听见这话,情报员没有嘲笑诸伏景光这么大了还爱看这种孩子气的东西。他只是解决掉了最后一口生啤,将苏格兰威士忌倒进了老板提供的冰杯中,咽下了三文鱼,这才又道:
“或许是这样。”
“不过,这也有个问题,”那个猫眼青年又说了,他的仁慈在这时候展现出来,对着上辈子的敌人,“这样的剧情里,解决完遗憾的鬼魂会成佛……你也会吗?”
“这种时候,你应该问我的事情是组织有没有被推翻。”
申贤硕一边说,一边将目光投向了门,下一刻,有一个金色的脑袋从那扇小门后冒出来:
“或者,你的幼驯染过得怎么样。”
第126章 好巧,你也学建筑? 连自己的火花都掐,真残忍
波本。
真名似乎叫做降谷零, 不过对于申贤硕来说,更熟悉的还是他的假名安室透。一直以来,他们两个的关系都不太好……准确来说, 有黑衣组织、死去的诸伏景光以及更多的其他原因挡在他们之间, 能好得起来才是奇怪的事。
直到申汉善死后的某天,他穿着邮递员的衣服前来拜访。
“……你看起来过得不错?”
他站在门口,表情还是那副讨人厌的笑脸,只是相比于过去, 假得可以。申贤硕记得他把视线落在了自己手中的烟上, 然后移开, 想要探究室内的装潢。
“是挺不错的。”
申贤硕抽了口烟,这才接话,他的室内都是情报资料,不方便把这公安放进去,而且他本人也希望这家伙赶紧走, 因此, 他直白地发问, 希望他识趣:“你到这里来,打算跟我说什么。”
“来告诉你, 关于你生父的事。”
“那就不用说了,”申贤硕抓住了门把手, 打算将门关上,“我和那家伙十多年没见, 不需要知道他生前的那些事。”
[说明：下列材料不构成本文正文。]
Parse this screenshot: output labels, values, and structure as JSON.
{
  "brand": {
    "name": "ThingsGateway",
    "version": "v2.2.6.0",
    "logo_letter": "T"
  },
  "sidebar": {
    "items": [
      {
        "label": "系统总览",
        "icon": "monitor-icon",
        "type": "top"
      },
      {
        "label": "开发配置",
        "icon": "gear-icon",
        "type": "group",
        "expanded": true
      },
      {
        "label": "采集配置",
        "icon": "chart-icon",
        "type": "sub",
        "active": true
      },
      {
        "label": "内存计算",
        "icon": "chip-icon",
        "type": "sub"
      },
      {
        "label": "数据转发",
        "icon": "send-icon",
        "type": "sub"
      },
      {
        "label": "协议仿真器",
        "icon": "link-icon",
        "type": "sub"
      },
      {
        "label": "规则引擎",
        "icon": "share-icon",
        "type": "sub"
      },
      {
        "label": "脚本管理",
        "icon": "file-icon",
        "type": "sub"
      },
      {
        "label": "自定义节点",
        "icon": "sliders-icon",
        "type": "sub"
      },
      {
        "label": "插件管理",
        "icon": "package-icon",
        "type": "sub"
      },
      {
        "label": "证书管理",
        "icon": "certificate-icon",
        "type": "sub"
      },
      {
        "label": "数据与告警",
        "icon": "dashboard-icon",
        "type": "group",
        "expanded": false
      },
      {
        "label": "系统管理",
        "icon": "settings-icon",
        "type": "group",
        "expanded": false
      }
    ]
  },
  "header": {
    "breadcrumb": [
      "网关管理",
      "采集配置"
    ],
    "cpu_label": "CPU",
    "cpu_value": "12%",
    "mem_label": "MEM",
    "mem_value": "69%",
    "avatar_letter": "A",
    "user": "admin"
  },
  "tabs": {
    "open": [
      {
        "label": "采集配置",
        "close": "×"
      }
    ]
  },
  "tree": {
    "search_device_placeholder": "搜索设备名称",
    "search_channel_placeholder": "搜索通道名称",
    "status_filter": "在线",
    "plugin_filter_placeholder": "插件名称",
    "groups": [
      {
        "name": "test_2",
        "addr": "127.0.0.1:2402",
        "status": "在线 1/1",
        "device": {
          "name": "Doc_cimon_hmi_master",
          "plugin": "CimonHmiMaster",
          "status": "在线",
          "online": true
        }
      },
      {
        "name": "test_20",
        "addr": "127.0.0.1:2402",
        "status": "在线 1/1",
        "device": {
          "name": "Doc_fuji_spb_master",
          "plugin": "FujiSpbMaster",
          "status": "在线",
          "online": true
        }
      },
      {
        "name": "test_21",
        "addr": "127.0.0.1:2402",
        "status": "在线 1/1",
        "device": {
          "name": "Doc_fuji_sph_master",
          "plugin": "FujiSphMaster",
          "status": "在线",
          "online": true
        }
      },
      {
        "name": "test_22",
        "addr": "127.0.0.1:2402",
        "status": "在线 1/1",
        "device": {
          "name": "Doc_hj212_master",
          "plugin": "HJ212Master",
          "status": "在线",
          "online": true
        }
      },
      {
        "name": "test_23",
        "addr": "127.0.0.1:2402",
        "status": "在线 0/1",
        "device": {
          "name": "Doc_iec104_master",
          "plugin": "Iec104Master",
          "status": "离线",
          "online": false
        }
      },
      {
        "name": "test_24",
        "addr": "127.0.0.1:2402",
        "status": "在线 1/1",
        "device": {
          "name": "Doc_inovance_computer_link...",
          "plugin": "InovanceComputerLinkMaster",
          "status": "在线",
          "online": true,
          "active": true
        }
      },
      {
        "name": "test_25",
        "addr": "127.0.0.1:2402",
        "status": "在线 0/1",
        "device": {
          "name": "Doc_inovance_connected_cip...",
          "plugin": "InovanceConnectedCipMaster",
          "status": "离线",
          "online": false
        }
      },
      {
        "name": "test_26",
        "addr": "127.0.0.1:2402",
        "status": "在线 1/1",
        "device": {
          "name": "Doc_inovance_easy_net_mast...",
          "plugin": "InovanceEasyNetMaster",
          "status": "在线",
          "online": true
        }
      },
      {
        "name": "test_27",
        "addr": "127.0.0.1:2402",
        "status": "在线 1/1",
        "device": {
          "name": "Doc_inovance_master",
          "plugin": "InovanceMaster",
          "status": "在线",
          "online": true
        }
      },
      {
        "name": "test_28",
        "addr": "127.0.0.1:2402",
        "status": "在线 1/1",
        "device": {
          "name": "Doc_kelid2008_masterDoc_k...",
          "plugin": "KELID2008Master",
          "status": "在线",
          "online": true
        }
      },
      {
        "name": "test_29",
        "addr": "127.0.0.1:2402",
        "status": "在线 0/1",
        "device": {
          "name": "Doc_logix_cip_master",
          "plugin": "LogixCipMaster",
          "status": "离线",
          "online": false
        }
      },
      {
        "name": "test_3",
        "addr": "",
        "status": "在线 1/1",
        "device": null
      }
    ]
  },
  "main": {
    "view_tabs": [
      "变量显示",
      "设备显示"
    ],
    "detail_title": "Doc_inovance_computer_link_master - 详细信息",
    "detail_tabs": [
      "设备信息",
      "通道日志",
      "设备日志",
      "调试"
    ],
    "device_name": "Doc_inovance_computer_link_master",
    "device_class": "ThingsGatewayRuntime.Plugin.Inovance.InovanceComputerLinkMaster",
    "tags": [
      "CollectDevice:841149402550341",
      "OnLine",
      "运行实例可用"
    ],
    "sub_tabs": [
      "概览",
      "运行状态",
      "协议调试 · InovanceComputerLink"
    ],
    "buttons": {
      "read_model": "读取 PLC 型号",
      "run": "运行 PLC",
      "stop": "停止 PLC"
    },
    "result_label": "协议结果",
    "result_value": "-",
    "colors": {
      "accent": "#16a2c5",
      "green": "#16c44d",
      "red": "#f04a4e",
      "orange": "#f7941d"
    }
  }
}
波本眼疾手快地拦住了, 不顾屋主的阻拦, 像是灵活的暹罗猫那样钻入屋内,打量着这个略显凌乱的屋子:“他在病床上抢救的时候, 嘴里念叨着你的名字。”
“哦。”
“你的反应真是冷淡。”
申贤硕的回应是抽了口烟,再将烟气全都吐在这家伙脸上。这种挑衅一般的动作瞬间激起了此人的怒火,然而即使如此,这家伙也没有忘记自己到这来的真实目的。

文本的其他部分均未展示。